China May imports boost view economy is steadying, but exports disappoint
By Elias Glenn
Beijing (Reuters) – China’s exports fell more than expected in May as global demand remained stubbornly weak, but imports beat forecasts, pointing to improving domestic demand and adding to hopes that the world’s second-largest economy may be slowly stabilising.
Exports fell 4.1 percent from a year earlier, the General Administration of Customs reported, saying the foreign trade environment remains a challenge.
Imports dropped 0.4 percent from a year earlier, the 19th straight month of declines but the smallest since they turned negative in November 2014.
The improvement likely reflected higher commodities prices but also a pick-up in domestic demand as Beijing hikes spending on big infrastructure projects to support growth.

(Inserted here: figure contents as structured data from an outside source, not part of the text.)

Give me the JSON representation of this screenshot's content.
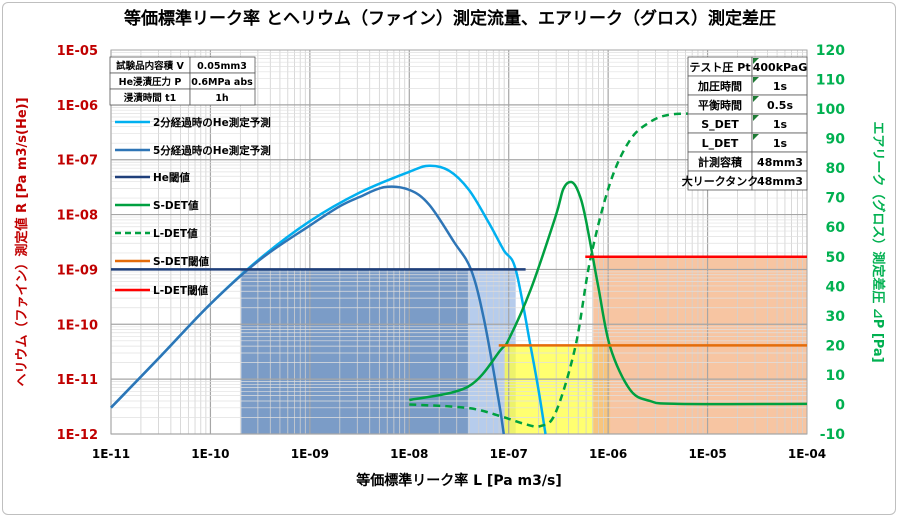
{
  "chart_data": {
    "type": "line",
    "title": "等価標準リーク率 とヘリウム（ファイン）測定流量、エアリーク（グロス）測定差圧",
    "xlabel": "等価標準リーク率 L [Pa m3/s]",
    "ylabel_left": "ヘリウム（ファイン）測定値 R [Pa m3/s(He)]",
    "ylabel_right": "エアリーク（グロス）測定差圧 ⊿P [Pa]",
    "x_scale": "log",
    "xlim_log10": [
      -11,
      -4
    ],
    "x_ticks": [
      "1E-11",
      "1E-10",
      "1E-09",
      "1E-08",
      "1E-07",
      "1E-06",
      "1E-05",
      "1E-04"
    ],
    "y_left_scale": "log",
    "ylim_left_log10": [
      -12,
      -5
    ],
    "y_left_ticks": [
      "1E-05",
      "1E-06",
      "1E-07",
      "1E-08",
      "1E-09",
      "1E-10",
      "1E-11",
      "1E-12"
    ],
    "ylim_right": [
      -10,
      120
    ],
    "y_right_ticks": [
      "120",
      "110",
      "100",
      "90",
      "80",
      "70",
      "60",
      "50",
      "40",
      "30",
      "20",
      "10",
      "0",
      "-10"
    ],
    "grid": true,
    "legend_position": "top-left",
    "series": [
      {
        "name": "2分経過時のHe測定予測",
        "axis": "left",
        "color": "#00b0f0",
        "dash": false,
        "log10_x": [
          -11,
          -10.5,
          -10,
          -9.5,
          -9,
          -8.5,
          -8,
          -7.8,
          -7.6,
          -7.4,
          -7.2,
          -7.05,
          -6.93,
          -6.78,
          -6.7,
          -6.63
        ],
        "log10_y": [
          -11.52,
          -10.58,
          -9.63,
          -8.8,
          -8.12,
          -7.6,
          -7.22,
          -7.11,
          -7.2,
          -7.55,
          -8.15,
          -8.65,
          -9.0,
          -10.4,
          -11.2,
          -12
        ]
      },
      {
        "name": "5分経過時のHe測定予測",
        "axis": "left",
        "color": "#2e75b6",
        "dash": false,
        "log10_x": [
          -11,
          -10.5,
          -10,
          -9.5,
          -9,
          -8.7,
          -8.5,
          -8.25,
          -8,
          -7.8,
          -7.55,
          -7.38,
          -7.25,
          -7.1,
          -7.05
        ],
        "log10_y": [
          -11.52,
          -10.58,
          -9.63,
          -8.82,
          -8.2,
          -7.85,
          -7.68,
          -7.5,
          -7.55,
          -7.82,
          -8.5,
          -9.0,
          -9.9,
          -11.4,
          -12
        ]
      },
      {
        "name": "He閾値",
        "axis": "left",
        "color": "#1f3f7a",
        "dash": false,
        "log10_x": [
          -11,
          -6.83
        ],
        "log10_y": [
          -9,
          -9
        ]
      },
      {
        "name": "S-DET値",
        "axis": "right",
        "color": "#00a040",
        "dash": false,
        "log10_x": [
          -8,
          -7.41,
          -7.08,
          -7,
          -6.78,
          -6.53,
          -6.45,
          -6.37,
          -6.3,
          -6.23,
          -6.1,
          -5.98,
          -5.78,
          -5.58,
          -5.3,
          -4
        ],
        "y": [
          1.5,
          6,
          18.5,
          22,
          38.8,
          63.5,
          73,
          75.3,
          72,
          63.5,
          40,
          19.5,
          5,
          1.2,
          0.2,
          0.2
        ]
      },
      {
        "name": "L-DET値",
        "axis": "right",
        "color": "#00a040",
        "dash": true,
        "log10_x": [
          -8,
          -7.41,
          -7.08,
          -6.85,
          -6.68,
          -6.53,
          -6.33,
          -6.18,
          -5.98,
          -5.78,
          -5.58,
          -5.4,
          -5.17
        ],
        "y": [
          0,
          -1.2,
          -4,
          -6.5,
          -7.3,
          -2.9,
          19.5,
          49,
          75,
          89.5,
          95.6,
          98,
          98.5
        ]
      },
      {
        "name": "S-DET閾値",
        "axis": "right",
        "color": "#e46c0a",
        "dash": false,
        "log10_x": [
          -7.1,
          -4
        ],
        "y": [
          20,
          20
        ]
      },
      {
        "name": "L-DET閾値",
        "axis": "right",
        "color": "#ff0000",
        "dash": false,
        "log10_x": [
          -6.23,
          -4
        ],
        "y": [
          50,
          50
        ]
      }
    ],
    "shaded_regions": [
      {
        "axis": "left",
        "log10_x": [
          -9.69,
          -7.41
        ],
        "log10_y": [
          -12,
          -9
        ],
        "color": "#4f7bb4"
      },
      {
        "axis": "left",
        "log10_x": [
          -7.41,
          -6.93
        ],
        "log10_y": [
          -12,
          -9
        ],
        "color": "#9dbbe6"
      },
      {
        "axis": "right",
        "log10_x": [
          -7.04,
          -5.98
        ],
        "y": [
          -10,
          20
        ],
        "color": "#ffff40"
      },
      {
        "axis": "right",
        "log10_x": [
          -6.15,
          -4
        ],
        "y": [
          -10,
          50
        ],
        "color": "#f4b183"
      }
    ]
  },
  "params_left": [
    {
      "label": "試験品内容積 V",
      "value": "0.05mm3"
    },
    {
      "label": "He浸漬圧力 P",
      "value": "0.6MPa abs"
    },
    {
      "label": "浸漬時間 t1",
      "value": "1h"
    }
  ],
  "params_right": [
    {
      "label": "テスト圧 Pt",
      "value": "400kPaG"
    },
    {
      "label": "加圧時間",
      "value": "1s"
    },
    {
      "label": "平衡時間",
      "value": "0.5s"
    },
    {
      "label": "S_DET",
      "value": "1s"
    },
    {
      "label": "L_DET",
      "value": "1s"
    },
    {
      "label": "計測容積",
      "value": "48mm3"
    },
    {
      "label": "大リークタンク",
      "value": "48mm3"
    }
  ]
}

China’s May crude oil imports jumped the most in over six years, with iron ore imports the highest since December and purchases of copper up more than 19 percent.
“Imports were better, due to a rebound in commodities prices and signs of restocking by firms,” said Liu Yaxin, an economist at Merchants Securities in Beijing.
But Liu said: “We are not optimistic about the economy in the second half due to limited policy support, and the government’s push to cut (industrial) overcapacity could weigh on growth… We expect the economy to grow 6.8 percent in the second quarter.”
Indeed, the outlook remained grim for China’s exporters. Shipments have now fallen for 10 of the last 12 months and there are few signs that a prolonged global trade slump is abating.
China’s shipments to the United States – its top export market – fell 12 percent in May, while shipments to the European Union – its second biggest customer – fell 2.1 percent.
“We do not expect any substantial rebounds in coming months,” said Chester Liaw at Forecast PTE in Singapore.
China’s trade surplus was $49.98 billion in May, versus forecasts of $58 billion and April’s $45.6 billion.
Economists polled by Reuters had expected May exports to fall 3.6 percent, twice the pace seen in April, and expected imports to fall 6 percent, following April’s 10.9 percent drop.
Some analysts had speculated that upbeat March economic data was largely due to a jump in steel industry activity but thought it would taper off as domestic steel prices fell.
But data showed China’s steel exports rose 3.7 percent in May from April, as cash-hungry mills shipped more abroad despite growing tensions with major trading partners which are accusing Chinese firms of dumping product on glutted world markets.
WILL IMPORTS TURN POSITIVE?
Analysts said import performance could improve further later in the year as Beijing’s more than one-year-long stimulus campaign finally seems to be paying bigger dividends.
“The bigger-than-expected improvement suggests that import volumes, which have held up relatively well recently and are a better gauge of underlying demand, may also have picked up,” Julian Evans-Pritchard, China economist at Capital Economics, said in a note.
“Import growth is likely to edge up further for the remainder of this year as the fall in commodity prices during the second half of 2015 enters the base for comparison and the feed-through from earlier policy easing helps prop up domestic demand. We expect it to return to positive before long.”
There was little indication that May’s trade performance would pressure China into any near-term change in its currency policy.
“We don’t expect the trade figure will change the PBoC’s attitude towards the RMB exchange rate. They still prefer stability,” ANZ analysts said in a note.
Chinese officials repeatedly pledged in two days of talks with their U.S. counterparts this week that they saw no need for a sustained weakening of the yuan currency, which many investors fear could shock the already sluggish U.S. and global economies and roil financial markets as happened in January.